Doubly qualified unemployed Shepherd Dlamini, who is Logongolweni Inkhundla youth leader in the poverty-stricken Lubombo region, dismissed the youth-focused budget as state propaganda. He slammed the finance minister for not breaking down the Ministry of Sports, Culture and Youth Affairs budget of E85 million to show the exact budget allocation for the Youth Enterprise Fund (YEF) established in 2009 to reduce unemployment and alleviate poverty among young people between the ages 18-35 through provision of start-up capital. He complained bitterly that the government has underfunded YEF since inception.
According to its website yef.co.sz, the Youth Enterprise Revolving Fund (YERF) statistics from 2018 up to 2023, show that it has disbursed E15.3m and created 640 jobs and financed 282 businesses in 11 cycles. In the period spanning five years, on average per cycle, YERF disbursed E1.4m, create 58 jobs and financed 26 businesses. However, the created 128 jobs in the 11 cycles pale in comparison to the unemployed 326 200 young people in the country. This year’s Budget Estimates Book shows that the Youth Development Fund budget has been increased by E1.2m from 12.6m to E13.9m and only a third of this amount goes directly to the youth-owned businesses. As a result, the Fund is battling to make a dent in youth unemployment and poverty.
Dlamini called on government to invest more in TVET programmes to address the youth empowerment challenges as the shrinking job market cannot absorb the unemployed young people.

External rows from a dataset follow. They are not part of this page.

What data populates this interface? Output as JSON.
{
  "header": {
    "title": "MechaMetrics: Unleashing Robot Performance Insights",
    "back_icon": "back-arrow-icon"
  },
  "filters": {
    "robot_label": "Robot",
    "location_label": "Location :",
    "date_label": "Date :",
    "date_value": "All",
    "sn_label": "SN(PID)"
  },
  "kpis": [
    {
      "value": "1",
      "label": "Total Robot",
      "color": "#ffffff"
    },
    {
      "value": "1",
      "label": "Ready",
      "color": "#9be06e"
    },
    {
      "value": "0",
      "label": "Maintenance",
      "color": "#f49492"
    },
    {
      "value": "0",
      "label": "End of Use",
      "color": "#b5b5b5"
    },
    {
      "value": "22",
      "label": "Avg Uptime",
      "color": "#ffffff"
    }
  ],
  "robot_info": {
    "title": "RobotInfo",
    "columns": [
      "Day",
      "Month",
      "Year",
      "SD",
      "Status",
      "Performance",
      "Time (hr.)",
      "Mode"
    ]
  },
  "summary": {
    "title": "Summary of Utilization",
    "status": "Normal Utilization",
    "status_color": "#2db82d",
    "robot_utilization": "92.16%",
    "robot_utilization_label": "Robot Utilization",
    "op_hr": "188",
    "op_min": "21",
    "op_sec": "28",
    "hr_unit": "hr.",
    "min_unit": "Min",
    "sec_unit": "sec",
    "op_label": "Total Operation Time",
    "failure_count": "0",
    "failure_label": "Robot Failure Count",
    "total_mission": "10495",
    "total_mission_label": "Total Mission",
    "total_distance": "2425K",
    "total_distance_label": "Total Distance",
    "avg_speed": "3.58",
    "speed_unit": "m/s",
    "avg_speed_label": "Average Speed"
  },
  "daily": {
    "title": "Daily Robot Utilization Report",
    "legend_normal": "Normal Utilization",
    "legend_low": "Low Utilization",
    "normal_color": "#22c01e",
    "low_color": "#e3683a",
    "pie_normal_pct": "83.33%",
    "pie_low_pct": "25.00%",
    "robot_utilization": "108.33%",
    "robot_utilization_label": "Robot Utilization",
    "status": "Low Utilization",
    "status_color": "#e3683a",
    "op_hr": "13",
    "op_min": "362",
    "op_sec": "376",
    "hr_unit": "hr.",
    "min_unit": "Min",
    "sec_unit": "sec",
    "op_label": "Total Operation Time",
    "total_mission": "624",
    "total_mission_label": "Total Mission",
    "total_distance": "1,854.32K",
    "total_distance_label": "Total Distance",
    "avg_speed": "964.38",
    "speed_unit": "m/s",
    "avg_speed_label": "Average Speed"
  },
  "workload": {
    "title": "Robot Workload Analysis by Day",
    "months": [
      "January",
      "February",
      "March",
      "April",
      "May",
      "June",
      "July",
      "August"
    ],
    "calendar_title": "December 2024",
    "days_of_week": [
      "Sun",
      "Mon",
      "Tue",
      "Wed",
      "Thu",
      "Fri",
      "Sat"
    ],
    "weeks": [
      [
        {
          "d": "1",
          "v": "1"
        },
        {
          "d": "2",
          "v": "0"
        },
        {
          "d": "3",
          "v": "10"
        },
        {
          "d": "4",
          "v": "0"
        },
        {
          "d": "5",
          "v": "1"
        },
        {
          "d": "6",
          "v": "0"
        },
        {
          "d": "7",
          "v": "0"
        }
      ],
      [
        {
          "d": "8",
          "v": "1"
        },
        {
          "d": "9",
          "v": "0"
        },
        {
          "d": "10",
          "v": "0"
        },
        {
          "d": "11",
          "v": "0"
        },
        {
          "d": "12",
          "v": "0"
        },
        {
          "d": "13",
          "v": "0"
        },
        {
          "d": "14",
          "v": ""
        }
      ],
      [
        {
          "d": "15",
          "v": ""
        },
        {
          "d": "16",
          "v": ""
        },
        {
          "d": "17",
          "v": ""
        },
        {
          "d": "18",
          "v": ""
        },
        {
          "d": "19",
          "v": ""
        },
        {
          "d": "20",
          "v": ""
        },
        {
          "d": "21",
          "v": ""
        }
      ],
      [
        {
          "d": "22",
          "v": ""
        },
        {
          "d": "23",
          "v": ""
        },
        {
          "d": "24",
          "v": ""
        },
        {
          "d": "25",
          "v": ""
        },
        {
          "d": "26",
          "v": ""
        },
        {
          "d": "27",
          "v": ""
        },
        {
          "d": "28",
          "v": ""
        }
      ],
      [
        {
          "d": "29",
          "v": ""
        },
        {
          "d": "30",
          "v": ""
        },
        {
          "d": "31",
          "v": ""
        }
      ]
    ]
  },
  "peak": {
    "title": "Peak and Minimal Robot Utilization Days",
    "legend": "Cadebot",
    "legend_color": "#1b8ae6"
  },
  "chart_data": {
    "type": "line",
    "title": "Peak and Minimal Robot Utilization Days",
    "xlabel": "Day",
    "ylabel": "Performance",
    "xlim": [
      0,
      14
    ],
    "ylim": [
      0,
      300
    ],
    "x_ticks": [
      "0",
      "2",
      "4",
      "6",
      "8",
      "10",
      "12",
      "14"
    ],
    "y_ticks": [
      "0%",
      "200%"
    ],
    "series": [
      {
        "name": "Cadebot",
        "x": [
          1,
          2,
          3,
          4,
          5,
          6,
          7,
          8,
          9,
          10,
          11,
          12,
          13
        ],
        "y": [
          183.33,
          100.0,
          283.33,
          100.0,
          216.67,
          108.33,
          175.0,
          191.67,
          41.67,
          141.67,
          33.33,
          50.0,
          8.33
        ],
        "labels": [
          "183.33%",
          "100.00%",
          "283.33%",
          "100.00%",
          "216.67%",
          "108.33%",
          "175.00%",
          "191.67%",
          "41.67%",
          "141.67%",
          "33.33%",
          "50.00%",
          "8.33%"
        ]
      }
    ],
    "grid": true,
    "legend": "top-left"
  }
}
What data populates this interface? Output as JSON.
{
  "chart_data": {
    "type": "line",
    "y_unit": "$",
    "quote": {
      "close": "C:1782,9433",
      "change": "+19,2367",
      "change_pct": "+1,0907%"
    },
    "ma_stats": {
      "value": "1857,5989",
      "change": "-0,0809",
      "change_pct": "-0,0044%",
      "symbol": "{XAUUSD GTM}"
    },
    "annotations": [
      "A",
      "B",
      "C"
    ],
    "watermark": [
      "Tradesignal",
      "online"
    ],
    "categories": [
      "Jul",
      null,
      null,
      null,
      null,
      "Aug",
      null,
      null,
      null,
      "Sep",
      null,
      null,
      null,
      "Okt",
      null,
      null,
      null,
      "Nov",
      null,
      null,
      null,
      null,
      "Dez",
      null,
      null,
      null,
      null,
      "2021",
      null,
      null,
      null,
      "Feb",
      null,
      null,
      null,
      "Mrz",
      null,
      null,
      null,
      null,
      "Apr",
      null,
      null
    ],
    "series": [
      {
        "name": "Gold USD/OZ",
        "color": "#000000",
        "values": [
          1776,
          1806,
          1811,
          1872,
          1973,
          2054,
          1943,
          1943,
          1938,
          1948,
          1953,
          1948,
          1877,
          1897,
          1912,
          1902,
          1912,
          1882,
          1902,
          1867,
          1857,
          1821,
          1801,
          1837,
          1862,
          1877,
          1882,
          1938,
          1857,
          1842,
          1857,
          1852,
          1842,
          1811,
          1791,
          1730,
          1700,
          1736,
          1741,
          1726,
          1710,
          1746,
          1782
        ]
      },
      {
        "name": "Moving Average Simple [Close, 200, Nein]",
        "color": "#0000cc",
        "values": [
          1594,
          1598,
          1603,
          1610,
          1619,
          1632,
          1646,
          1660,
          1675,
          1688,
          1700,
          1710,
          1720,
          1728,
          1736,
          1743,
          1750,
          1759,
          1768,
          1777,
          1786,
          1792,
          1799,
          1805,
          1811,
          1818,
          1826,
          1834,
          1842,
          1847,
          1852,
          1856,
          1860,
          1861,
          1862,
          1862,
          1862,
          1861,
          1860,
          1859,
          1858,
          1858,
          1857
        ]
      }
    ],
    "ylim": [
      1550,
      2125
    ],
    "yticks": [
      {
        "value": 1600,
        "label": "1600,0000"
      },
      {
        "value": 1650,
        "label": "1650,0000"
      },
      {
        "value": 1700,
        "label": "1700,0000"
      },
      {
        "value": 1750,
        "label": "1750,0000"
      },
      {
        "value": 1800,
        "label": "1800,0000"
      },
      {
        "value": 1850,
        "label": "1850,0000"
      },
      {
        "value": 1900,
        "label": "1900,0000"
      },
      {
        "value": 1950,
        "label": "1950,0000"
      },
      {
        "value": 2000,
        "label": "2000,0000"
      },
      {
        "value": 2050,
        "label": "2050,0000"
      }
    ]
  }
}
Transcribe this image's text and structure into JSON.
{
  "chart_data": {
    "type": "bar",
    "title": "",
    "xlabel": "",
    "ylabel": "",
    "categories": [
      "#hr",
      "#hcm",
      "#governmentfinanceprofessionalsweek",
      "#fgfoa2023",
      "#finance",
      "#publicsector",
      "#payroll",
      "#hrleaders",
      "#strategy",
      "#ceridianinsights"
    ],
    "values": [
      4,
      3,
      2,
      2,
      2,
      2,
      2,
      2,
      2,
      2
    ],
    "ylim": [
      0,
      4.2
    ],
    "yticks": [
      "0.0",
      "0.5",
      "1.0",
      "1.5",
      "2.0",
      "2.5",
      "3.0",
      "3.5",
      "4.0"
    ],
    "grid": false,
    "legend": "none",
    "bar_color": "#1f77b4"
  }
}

Mandla Hlatshwayo, who chairs eSwatini think-tank known as Leftu Sonkhe Institute, saw the budget as anti-youth. He decried that the finance minister did not take advantage of the windfall from the Southern Africa Customs Union (SACU) receipts doubling the SACU revenue. He noted that the budget is still skewed towards feeding the same fat cows as more funds are allocated to the security cluster and the royal family.
“On average the government spends more on the royal family than on higher education or skilling of the youth of the country. The royal budget is being maintained in the region of E1.3bn. The capital budget for the entire education system is just over E100m and the capital budget for the royal family is projected at E160m. Yet, schools have no laboratories, no IT technologies, no libraries or infrastructure to upgrade the quality of education,” he said.
Swaziland Youth Congress (SWAYOCO) and Ngwane National Liberatory Congress (NNLC) youth leaders unanimously rejected the youth-focused budget. SWAYOCO’s leader, Sakhile Nxumalo and his NNLC counterpart Mafafa Mabuza said it can’t be because it is a far cry from what is needed to address youth challenges in the education system and labour market. The youth leaders cited the sporadic protests of students and lecturers as tell-tale signs of a failed education system due to lack of funding, vocational training and irrelevance programmes to the demands of the job-market. They also viewed differently the bolstering of the finances of security forces as their incentive to maintain the status quo.
It takes a discerning eye to see that finance minister Rijkenberg is walking a tightrope between fuelling the sporadic anti-monarchy protests by mostly youth and strengthening the national security to preserve the influence of the monarchy, hence this carrot-and-stick type of budget.